Criminal Justice Talking Points and ‘ASKS’
While events like Charlottesville rightly attract media attention and scrutiny, we know that examples of racial injustice are found in our social systems – economic, educational, environmental, and civic – to name a few. Nowhere is the sin of systemic racism more evident than our broken criminal justice system which disproportionately arrests, kills, locks up, and strips away basic rights of people of color. We stand with our fellow parishioners of St. Ignatius Church in Baltimore City, the Society of Jesus, the Catholic Bishops, and 1200 social justice advocates visiting Capitol Hill today in calling for meaningful reforms to our nation’s criminal justice system that prioritize fairness, rehabilitation, and restoration of individuals rather than the current punitive system that produces disproportionately negative outcomes for communities of color.
An Appeal to Maryland Senators & Congressional Members regarding DACA
On November 6, 2017, a delegation representing the 800+ families of our community visited Maryland Senators and Congress members to discuss DACA and comprehensive immigration reform and racially-just criminal justice legislation. Our parishioners wrote letters in support of our visit, here is what they asked for:
(1) DACA and comprehensive immigration reform. As my elected official, I ask you to support the Dream Act of 2017 and to decrease funding for detention and deportation. Specifically, I want you to back compassionate immigration policy. That means immigration policy providing undocumented young people with access to a path to citizenship and creating safe and humane communities by reducing the detrimental effects of detention and deportation on families. Can I count on you to be a vocal supporter of a path to citizenship for Dreamers? Can I count on you to be in opposition to increased funding for detention and deportation, actions that separate families and communities?
(2) Criminal justice legislation. Racism is an evil which endures in our society. I want you to support policy that ensures law enforcement is carried out in a non-biased, accountable, and community-oriented manner. It is also important to me that you back policy that ensures defendants of color have access to affordable, equitable, and timely judicial proceedings. Our country also needs policy to reduce the barriers that limit the economic and civil rights of people leaving prison.

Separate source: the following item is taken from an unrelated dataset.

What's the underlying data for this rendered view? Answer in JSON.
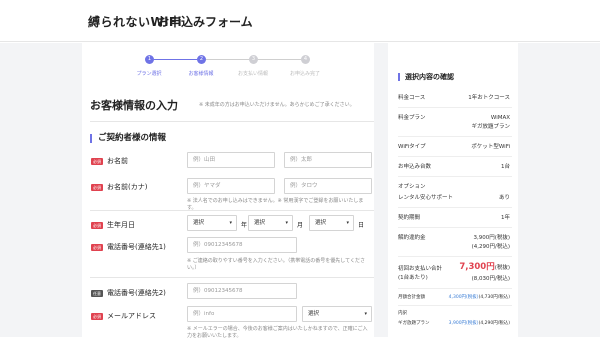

Can I count on you to vocally and publicly support reforms to reflect every individual’s God-given human dignity in our criminal justice system? Will you publicly support and vote for legislation that promotes non-biased, accountable, and community-oriented law enforcement? Will you back policy efforts that ensure defendants of color have access to the same quality defense as their white counterparts? Will you openly work on policy that reduces barriers that limit the economic and civil rights of people leaving prison? As my elected official, it is important to me that you consider the information that will be shared with you from the Saint Ignatius Catholic Church delegation. They will share with you positions that represent the values important to me as a Catholic, as a citizen, and as a voter. These views reflect the values that that guide me in my voting, which is why I elected you to office.